10. Massively scalable
Humans are not scalable but algorithms are massively scalable. We have already seen how Google, Facebook, Amazon, Netflix, retailers and many other services use algorithmic power to help you make better decisions and these operate at the level of billions of users. In other words there is no real limit to their scalability. If we can apply that personalisation of learning on a massive scale, education could break free of its heavy cost burden.

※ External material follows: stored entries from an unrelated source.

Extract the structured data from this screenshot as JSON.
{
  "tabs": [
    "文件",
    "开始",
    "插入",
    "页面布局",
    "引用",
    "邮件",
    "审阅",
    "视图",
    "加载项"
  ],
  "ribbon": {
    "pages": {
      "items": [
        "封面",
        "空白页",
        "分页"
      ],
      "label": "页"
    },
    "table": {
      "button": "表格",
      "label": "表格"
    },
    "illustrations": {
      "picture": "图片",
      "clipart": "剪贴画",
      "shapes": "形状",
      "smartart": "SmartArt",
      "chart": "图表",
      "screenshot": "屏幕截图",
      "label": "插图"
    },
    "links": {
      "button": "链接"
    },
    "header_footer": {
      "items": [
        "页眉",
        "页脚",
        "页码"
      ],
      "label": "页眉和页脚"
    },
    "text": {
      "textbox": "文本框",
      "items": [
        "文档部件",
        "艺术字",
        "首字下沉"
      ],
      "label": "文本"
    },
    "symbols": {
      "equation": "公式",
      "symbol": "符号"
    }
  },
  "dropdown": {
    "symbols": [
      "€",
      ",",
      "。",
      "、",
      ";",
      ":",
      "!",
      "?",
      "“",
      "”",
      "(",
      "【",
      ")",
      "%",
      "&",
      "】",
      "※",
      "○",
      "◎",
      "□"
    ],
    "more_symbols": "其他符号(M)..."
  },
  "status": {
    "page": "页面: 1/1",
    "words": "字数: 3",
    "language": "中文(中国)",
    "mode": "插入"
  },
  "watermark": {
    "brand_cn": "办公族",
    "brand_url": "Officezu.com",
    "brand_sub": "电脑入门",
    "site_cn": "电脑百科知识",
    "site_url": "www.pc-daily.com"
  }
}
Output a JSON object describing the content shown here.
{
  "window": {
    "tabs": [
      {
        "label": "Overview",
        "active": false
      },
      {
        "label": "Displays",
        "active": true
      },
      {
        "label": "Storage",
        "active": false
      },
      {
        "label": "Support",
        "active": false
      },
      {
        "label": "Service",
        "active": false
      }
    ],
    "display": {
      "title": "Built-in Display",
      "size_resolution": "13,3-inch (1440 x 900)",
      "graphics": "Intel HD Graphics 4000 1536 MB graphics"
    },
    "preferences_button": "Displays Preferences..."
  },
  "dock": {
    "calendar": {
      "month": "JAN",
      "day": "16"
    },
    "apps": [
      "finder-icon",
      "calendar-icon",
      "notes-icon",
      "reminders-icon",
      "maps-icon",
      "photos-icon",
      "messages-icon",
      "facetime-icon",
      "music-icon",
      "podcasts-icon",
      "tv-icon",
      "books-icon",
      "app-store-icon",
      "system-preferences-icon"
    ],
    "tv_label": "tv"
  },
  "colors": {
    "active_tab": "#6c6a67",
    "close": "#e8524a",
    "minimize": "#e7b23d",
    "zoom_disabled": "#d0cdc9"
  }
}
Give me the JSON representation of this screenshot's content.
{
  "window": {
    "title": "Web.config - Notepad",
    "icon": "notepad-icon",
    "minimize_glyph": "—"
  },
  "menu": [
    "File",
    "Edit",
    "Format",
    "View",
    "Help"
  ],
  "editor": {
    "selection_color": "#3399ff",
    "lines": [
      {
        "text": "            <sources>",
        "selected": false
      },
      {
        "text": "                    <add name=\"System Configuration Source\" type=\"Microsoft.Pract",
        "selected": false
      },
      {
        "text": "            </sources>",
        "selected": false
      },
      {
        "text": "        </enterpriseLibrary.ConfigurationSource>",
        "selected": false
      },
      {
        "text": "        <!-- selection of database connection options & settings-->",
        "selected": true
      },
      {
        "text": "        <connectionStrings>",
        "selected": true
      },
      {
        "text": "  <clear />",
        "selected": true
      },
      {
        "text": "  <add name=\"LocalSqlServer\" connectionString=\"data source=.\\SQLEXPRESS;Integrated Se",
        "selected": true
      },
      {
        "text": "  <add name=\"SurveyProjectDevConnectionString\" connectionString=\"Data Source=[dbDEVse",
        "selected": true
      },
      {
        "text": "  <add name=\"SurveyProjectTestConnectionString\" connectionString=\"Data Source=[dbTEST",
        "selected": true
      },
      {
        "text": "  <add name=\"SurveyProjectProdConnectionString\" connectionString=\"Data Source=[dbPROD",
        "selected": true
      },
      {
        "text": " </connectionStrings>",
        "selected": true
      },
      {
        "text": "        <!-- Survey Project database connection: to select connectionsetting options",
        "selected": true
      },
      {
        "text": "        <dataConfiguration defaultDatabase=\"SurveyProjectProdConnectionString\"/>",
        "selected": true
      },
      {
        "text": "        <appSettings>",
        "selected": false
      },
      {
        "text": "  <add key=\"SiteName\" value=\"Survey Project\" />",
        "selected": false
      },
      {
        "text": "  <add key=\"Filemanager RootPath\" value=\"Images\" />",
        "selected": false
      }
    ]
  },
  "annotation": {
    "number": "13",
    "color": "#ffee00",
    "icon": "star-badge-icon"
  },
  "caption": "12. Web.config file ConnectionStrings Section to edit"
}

The algorithmic, adaptive approach to learning promises to provide things that live teachers cannot and could never deliver. All of the above is being realised through organisations like CogBooks, who have built adaptive, algorithmic systems. This is important, as we cannot get fixated by the oft repeated mantra that face-to-face teaching is always a necessary condition for learning - it is not. Neither should we simply stop at the point of seeing technology as merely something to be used by a teacher in a classroom. It can, but it can be more than this. This approach to technology-based learning could be a massive breakthrough in terms of learning outcomes for millions of learners. It already operates in the learning sphere, through search, perhaps the most profound pedagogic change we have seen in the last century. For me, it is only a matter of when it will be used in more formal learning environments.